Le borgne lui tend le porte-bloc. Procius le prend vivement et commence à consulter les différentes pages alors que le capitaine Yamato reste planté devant lui complètement droit.
- Les pertes ne sont pas trop importantes, commente Procius. Dans l'affrontement, certaines caisses ont sûrement été détruites.
Il arrive à la dernière page puis rend le porte-bloc au capitaine borgne.
- Je craignais que cela soit plus grave, annonce simplement le prince.
Procius remarque que le capitaine ne bouge pas.
- Autre chose ?
- Non, répond Yamato. J'attendais vos instructions.
- Avez-vous jeté un œil à l'inventaire de la cargaison ?
- Pas le moins du monde, s'étonne le capitaine
- Je vois… Dans ce cas, lisez là et…
Le borgne lève le sourcil de son œil valide.
- Prenez le nécessaire pour la remise en état du Xanta, fait le prince. Moi, je vais aller prendre une bonne douche pour me réveiller.

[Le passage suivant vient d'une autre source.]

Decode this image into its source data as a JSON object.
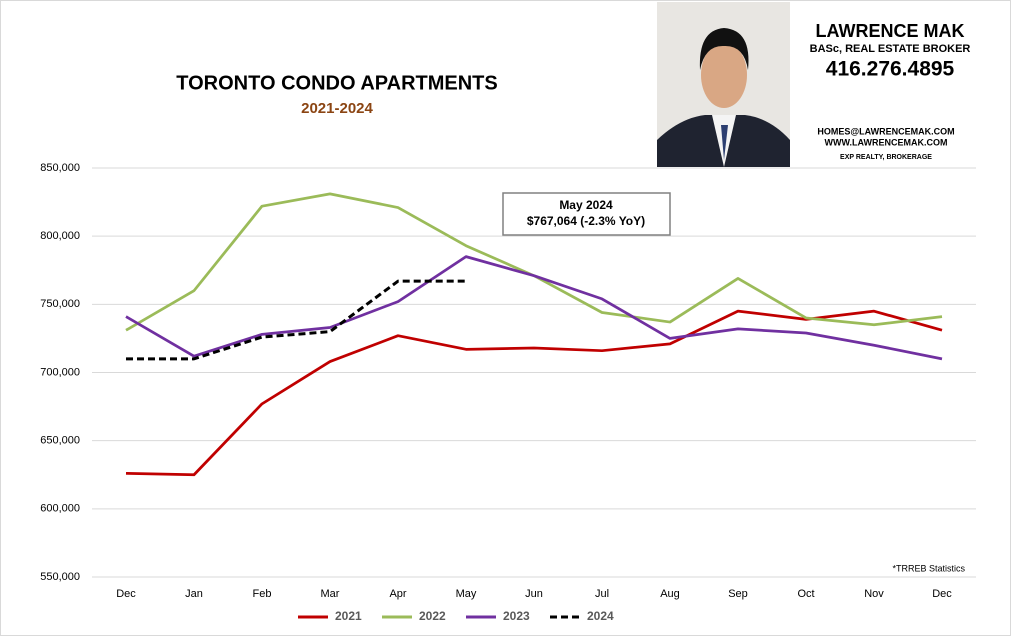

Procius referme la porte au nez du capitaine. Yamato prend retourne le porte-bloc dans ses mains et commence à consulter l'inventaire de la cargaison, au fur et à mesure qu'il tourne les pages, son œil valide s'éclaire.
Le général Zota est dans la salle de commandement, il s'est installé à une console. Sur le moniteur, il suit la trajectoire de la navette du commandant Vesta.
- « Je me demande d'où elle revient ? J'ai perdu sa trace après son décollage quand elle est arrivée dans l'orbite, elle a changé plusieurs fois de trajectoire entre tous les vaisseaux. J'ignore donc sur lequel elle s'est rendue. Et maintenant, sa navette revient au palais. Qui a-t-elle été donc voir ? »
Zota éteint la console puis se lève, un soldat s'approche de lui pour lui tendre une feuille. Le général saisit le morceau de papier et le parcourt.
- Disposez, je fais le nécessaire, annonce-t-il.
Le soldat se retire.
- Voilà quelque chose d'inattendu, murmure Zota.
La carriole arrive au ranch du bouleau blanc, à l'arrière Yoshi dort. Le chariot s'immobilise non loin de l'écurie. Mizar y entre sur son cheval, alors que Banta saute de la carriole pour détacher les chevaux. C'est quand Hikaru descend que l'adolescent se réveille.
- On est arrivée, demande-t-il en se frottant les yeux.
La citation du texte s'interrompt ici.